Renaud Goyer et Corina Borri-Anadon, CS3R, janvier 2019
Le deuxième tour des élections présidentielles au Brésil tenues le 28 octobre dernier ne réservaient pas de surprise. Déjà, depuis quelques semaines, l’avance dans les sondages de Jair Bolsonaro, ancien capitaine de l’armée dont les idées relèvent d’une tendance d’extrême-droite, était suffisante pour empêcher un retour au pouvoir du Parti des Travailleurs (PT), le parti de l’ancien président Lula da Silva.
De fait, la vague anti-PT était si forte qu’elle a porté au pouvoir un candidat aux déclarations incendiaires, notamment à l’endroit de la communauté LGBT, des Noirs, des pauvres et des femmes, un politicien qui use sans gêne de symboliques violentes dans ses discours tout en favorisant une libéralisation du port d’armes (ses partisans n’hésitent pas à se faire prendre en photo les armes à la main). Le thème central de sa campagne se basait sur un changement de cap radical pour mettre fin à la corruption et à l’insécurité.
Mais ce prétendu renouveau politique est plutôt un retour en arrière : le président désigné ayant fait campagne en glorifiant le passé militaire du Brésil, souhaitant même un retour aux années de la dictature. Selon lui, seul un pouvoir autoritaire permettra de régler les problèmes du Brésil et pourra le purger de ses éléments les plus dangereux : les syndicats, les journalistes, les militants associés au PT et… les enseignants. En effet, Bolsonaro a choisi son cheval de bataille : l’éducation.
Pendant la campagne, il a promis de mettre en place les propositions d’un groupe de pression appelé Escola sem partido (École sans partisanerie) qui propose de « dépolitiser l’éducation nationale » – de la maternelle à l’université –, estimée corrompue par les idées du pédagogue critique brésilien Paulo Freire. Dès les premières heures suivant l’élection, une députée de l’État de Santa Catarina (bastion électoral de Bolsonaro) invitait les étudiants à filmer et à dénoncer tout professeur qui critiquerait les politiques ou le nouveau président, instaurant un climat de peur dans les universités brésiliennes et rappelant les années sombres de la dictature.
Le 2 novembre, sur Twitter, le président désigné a annoncé son projet de transformer l’éducation nationale : « Depuis plusieurs années, nos institutions d’enseignement ont été prises en otage par des idéologies nocives et contraires à nos valeurs et par des individus qui détestent nos couleurs et notre hymne. » Pour réaliser cette transformation, il choisit comme ministre de l’Éducation un anti-marxiste notoire, Ricardo Vélez Rodríguez, qui promet de mettre fin à cette « hégémonie politique » au sein de l’école. Le message est clair : il est dorénavant suspect d’évoquer, dans l’ensemble des structures éducatives, la question des inégalités sociales, et ce, paradoxalement, dans une des démocraties les plus inégalitaires au monde.

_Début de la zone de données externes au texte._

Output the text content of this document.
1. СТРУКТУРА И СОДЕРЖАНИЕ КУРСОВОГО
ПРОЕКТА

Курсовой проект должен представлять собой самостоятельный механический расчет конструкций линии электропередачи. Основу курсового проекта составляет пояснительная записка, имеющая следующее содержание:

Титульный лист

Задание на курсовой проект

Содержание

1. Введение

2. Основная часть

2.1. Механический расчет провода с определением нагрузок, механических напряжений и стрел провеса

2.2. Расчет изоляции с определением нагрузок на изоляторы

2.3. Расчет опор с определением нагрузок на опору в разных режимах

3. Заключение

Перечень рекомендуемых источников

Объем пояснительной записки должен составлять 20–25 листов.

Cette stratégie n’est pas anodine. Dès son entrée au pouvoir, le précédent président, Lula da Silva, avait lui-même fait de l’éducation un axe important de sa politique, entre autres à travers deux mesures. La première consistait à offrir des revenus supplémentaires aux familles pauvres dont les enfants fréquentaient l’école et la deuxième reposait sur la mise en place d’un vaste réseau d’universités fédérales pour démocratiser les études postsecondaires.
En s’attaquant ainsi à l’éducation, Bolsonaro vise donc un des piliers des politiques du PT. Mais du même coup, il cherche à agir sur le long terme en « déprogrammant » la jeunesse brésilienne et en édulcorant son esprit critique, comme le propose Escola sem partido. N’est-ce pas là une excellente façon de perpétuer les inégalités sociales ? Longtemps le bastion de la gauche, l’éducation est maintenant mobilisée par les populistes réactionnaires, non seulement pour y effectuer des coupures draconiennes, mais également pour s’en servir comme outil dans la lutte pour le pouvoir. Par conséquent, cette dépolitisation de l’éducation est un leurre; cette dernière étant dorénavant associée à la mise en œuvre d’une idéologie réactionnaire, voire fascisante.